In regards to civil cases, the disparity between the wealthy and the poor is even more pronounced. While, depending on one's perspective, the stakes in civil court are less than those in criminal court, that does not mean they are not important or even vital to those involved. Many risk houses, children, livelihoods, and more in civil cases. Losers in civil court may not go to jail, at least not immediately, but they risk being impoverished, deprived, and severely burdened. The quality of legal care available to the average individual in civil court by pro bono attorneys and such groups as Legal Aid is dwarfed be the legal care available to the wealthy. Wealthy plaintiffs, if they cannot outright crush their opponents, can chisel them into submission. Moreover, the better the legal representation, the better the odds of victory. The prospects of the poor in a civil suit are slim indeed unless there is the possibility of a settlement large enough to attract a quality attorney. It is true that the wealthy sometimes lose in court. It is also true the wealthy sometimes die in the hospital. But whether one is going to the hospital or going to court, it is indisputably better to be rich.

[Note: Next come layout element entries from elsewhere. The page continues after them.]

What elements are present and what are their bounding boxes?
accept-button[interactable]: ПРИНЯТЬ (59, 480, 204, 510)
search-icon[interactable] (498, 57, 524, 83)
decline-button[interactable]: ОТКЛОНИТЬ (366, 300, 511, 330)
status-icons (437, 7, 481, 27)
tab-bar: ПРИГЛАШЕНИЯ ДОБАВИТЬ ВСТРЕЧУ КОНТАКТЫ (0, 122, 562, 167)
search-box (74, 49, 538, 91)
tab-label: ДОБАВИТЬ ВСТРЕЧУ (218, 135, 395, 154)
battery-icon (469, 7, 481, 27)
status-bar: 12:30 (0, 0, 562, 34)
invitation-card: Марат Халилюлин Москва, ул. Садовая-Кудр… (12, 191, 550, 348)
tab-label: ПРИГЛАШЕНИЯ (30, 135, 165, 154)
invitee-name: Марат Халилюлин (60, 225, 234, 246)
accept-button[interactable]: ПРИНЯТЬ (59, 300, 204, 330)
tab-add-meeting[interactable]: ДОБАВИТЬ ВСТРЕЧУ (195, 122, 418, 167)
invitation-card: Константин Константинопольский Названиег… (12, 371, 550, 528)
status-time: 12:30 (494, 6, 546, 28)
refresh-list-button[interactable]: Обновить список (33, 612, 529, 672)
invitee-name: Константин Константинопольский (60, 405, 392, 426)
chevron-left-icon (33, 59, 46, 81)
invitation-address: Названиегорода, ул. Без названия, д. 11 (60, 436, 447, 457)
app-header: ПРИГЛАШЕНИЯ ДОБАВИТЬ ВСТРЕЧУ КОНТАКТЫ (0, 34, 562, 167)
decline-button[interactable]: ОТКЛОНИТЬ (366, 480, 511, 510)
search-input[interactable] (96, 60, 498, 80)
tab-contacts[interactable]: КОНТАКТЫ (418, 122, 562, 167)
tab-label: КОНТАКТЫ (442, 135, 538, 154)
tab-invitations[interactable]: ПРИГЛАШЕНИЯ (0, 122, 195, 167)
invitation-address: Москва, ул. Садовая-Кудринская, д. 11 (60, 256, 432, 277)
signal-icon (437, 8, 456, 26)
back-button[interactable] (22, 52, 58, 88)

Another benefit of providing free legal care is that it would greatly mitigate the acrimony, frustration, and bitterness that frequently leads to violence by those who feel they are being strong armed, cheated, and ignored. The possibility of mediating and litigating disputes that free legal care would provide would go a long way towards reducing the baleful temptation to take matters into one's own hands; an act that often leads to crime. Crime in turn costs money. If nothing else, free legal care might reduce traffic in emergency rooms as well as lighten Judge Judy's case load.

Just as the benefits of liberty can be undermined in the presence of ill health, the benefits good health can be undermined in the absence of liberty. Why would a just and compassionate society allow this disparity to exist? Why would a society so sensitive to the travails of the medically uninsured be so indifferent to the suffering and misery that inadequate legal care causes today in the U.S.? Perhaps it is simply too soon to ask the government to address every disparity and injustice in the U.S. It might also have something to do with the fact that there are many more lawyers in the country than there are physicians.

I suspect that if we had fewer lawyers on Capitol Hill and more doctors and health care professionals, we would be having a very different discussion about how to keep health care costs down and extend medical care to those unable to afford it. Who knows, we might even see the issue of tort reform revisited. Malpractice law and the need to carry malpractice insurance are huge burdens on the health care industry; one that is passed along to health care consumers. Because we have so many lawyers in Washington, the chances to reduce health care costs by removing or lightening the myriad of financial and legal burdens the health care industry has to bear is unlikely at best. We can always hope that because we have so many lawyers in Washington, we have a decent chance of getting tort reform or a national legal care bill introduced. But because we have so many lawyers in Washington, it is quite unlikely we will never see any such bill passed or even proposed. If nothing else, it would be fascinating to see the response of the legal profession to a government attempt to coopt it.